It has been a long-held consensus that immune reactions primarily mediate the pathology of chronic obstructive pulmonary disease (COPD), and that exosomes may participate in immune regulation in COPD. However, the relationship between exosomes and peripheral immune status in patients with COPD remains unclear.
In this study, researchers at the University of Hong Kong sequenced plasma exosomes and performed single-cell RNA sequencing on peripheral blood mononuclear cells (PBMCs) from patients with COPD and healthy controls. Finally, they constructed competing endogenous RNA (ceRNA) and protein-protein interaction (PPI) networks to delineate the interactions between PBMCs and exosomes within COPD.

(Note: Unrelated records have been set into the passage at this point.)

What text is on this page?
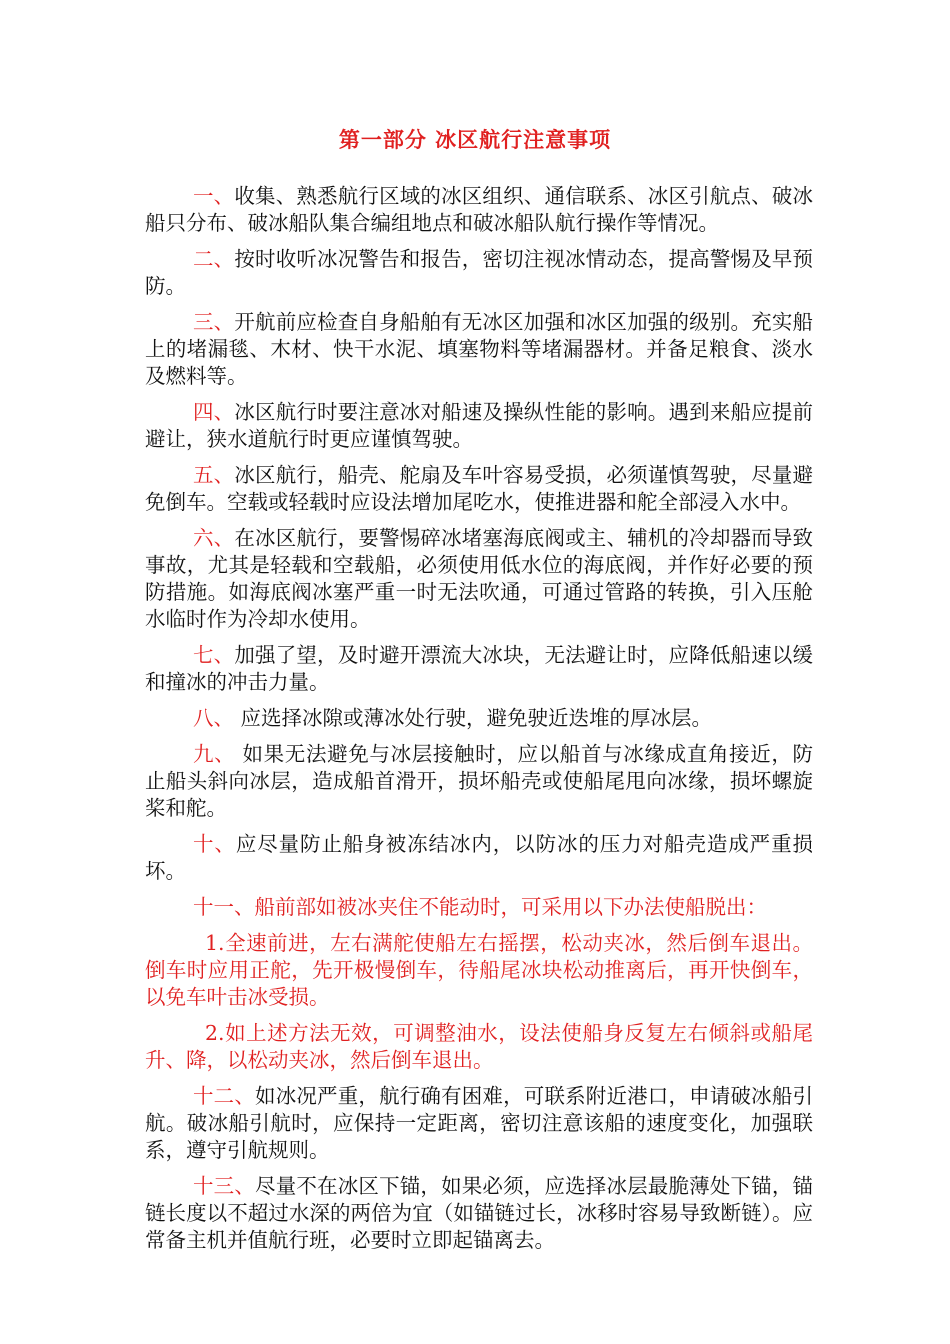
第一部分 冰区航行注意事项

一、收集、熟悉航行区域的冰区组织、通信联系、冰区引航点、破冰船只分布、破冰船队集合编组地点和破冰船队航行操作等情况。

二、按时收听冰况警告和报告，密切注视冰情动态，提高警惕及早预防。

三、开航前应检查自身船舶有无冰区加强和冰区加强的级别。充实船上的堵漏毯、木材、快干水泥、填塞物料等堵漏器材。并备足粮食、淡水及燃料等。

四、冰区航行时要注意冰对船速及操纵性能的影响。遇到来船应提前避让，狭水道航行时更应谨慎驾驶。

五、冰区航行，船壳、舵扇及车叶容易受损，必须谨慎驾驶，尽量避免倒车。空载或轻载时应设法增加尾吃水，使推进器和舵全部浸入水中。

六、在冰区航行，要警惕碎冰堵塞海底阀或主、辅机的冷却器而导致事故，尤其是轻载和空载船，必须使用低水位的海底阀，并作好必要的预防措施。如海底阀冰塞严重一时无法吹通，可通过管路的转换，引入压舱水临时作为冷却水使用。

七、加强了望，及时避开漂流大冰块，无法避让时，应降低船速以缓和撞冰的冲击力量。

八、 应选择冰隙或薄冰处行驶，避免驶近迭堆的厚冰层。

九、 如果无法避免与冰层接触时，应以船首与冰缘成直角接近，防止船头斜向冰层，造成船首滑开，损坏船壳或使船尾甩向冰缘，损坏螺旋桨和舵。

十、应尽量防止船身被冻结冰内，以防冰的压力对船壳造成严重损坏。

十一、船前部如被冰夹住不能动时，可采用以下办法使船脱出：

1.全速前进，左右满舵使船左右摇摆，松动夹冰，然后倒车退出。倒车时应用正舵，先开极慢倒车，待船尾冰块松动推离后，再开快倒车，以免车叶击冰受损。

2.如上述方法无效，可调整油水，设法使船身反复左右倾斜或船尾升、降，以松动夹冰，然后倒车退出。

十二、如冰况严重，航行确有困难，可联系附近港口，申请破冰船引航。破冰船引航时，应保持一定距离，密切注意该船的速度变化，加强联系，遵守引航规则。

十三、尽量不在冰区下锚，如果必须，应选择冰层最脆薄处下锚，锚链长度以不超过水深的两倍为宜（如锚链过长，冰移时容易导致断链）。应常备主机并值航行班，必要时立即起锚离去。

The researchers identified 135 mRNAs, 132 lncRNAs, and 359 circRNAs from exosomes that were differentially expressed in six patients with COPD compared with four healthy controls. Functional enrichment analyses revealed that many of these differentially expressed RNAs were involved in immune responses including defending viral infection and cytokine-cytokine receptor interaction. They also identified 18 distinct cell clusters of PBMCs in one patient and one control by using an unsupervised cluster analysis called uniform manifold approximation and projection (UMAP). According to resultant cell identification, it was likely that the proportions of monocytes, dendritic cells, and natural killer cells increased in the COPD patient they tested, meanwhile the proportions of B cells, CD4 + T cells, and naïve CD8 + T cells declined. Notably, CD8 + T effector memory CD45RA + (Temra) cell and CD8 + effector memory T (Tem) cell levels were elevated in patient with COPD, which were marked by their lower capacity to differentiate due to their terminal differentiation state and lower reactive capacity to viral pathogens.
Identification of exosomal differentially expressed mRNAs, lncRNAs, and circRNAs in COPD
Volcano plots of exosomal differentially expressed A mRNAs, B lncRNAs, and C circRNAs. The green dots represent the downregulated genes, while the red dots represent the upregulated genes. Heatmap of the expression of differentially expressed D mRNAs, E lncRNAs, and F circRNAs
These researchers generated exosomal RNA profiling and single-cell transcriptomic profiling of PBMCs in COPD, described possible connection between impaired immune function and COPD development, and finally determined the possible role of exosomes in mediating local and systemic immune reactions.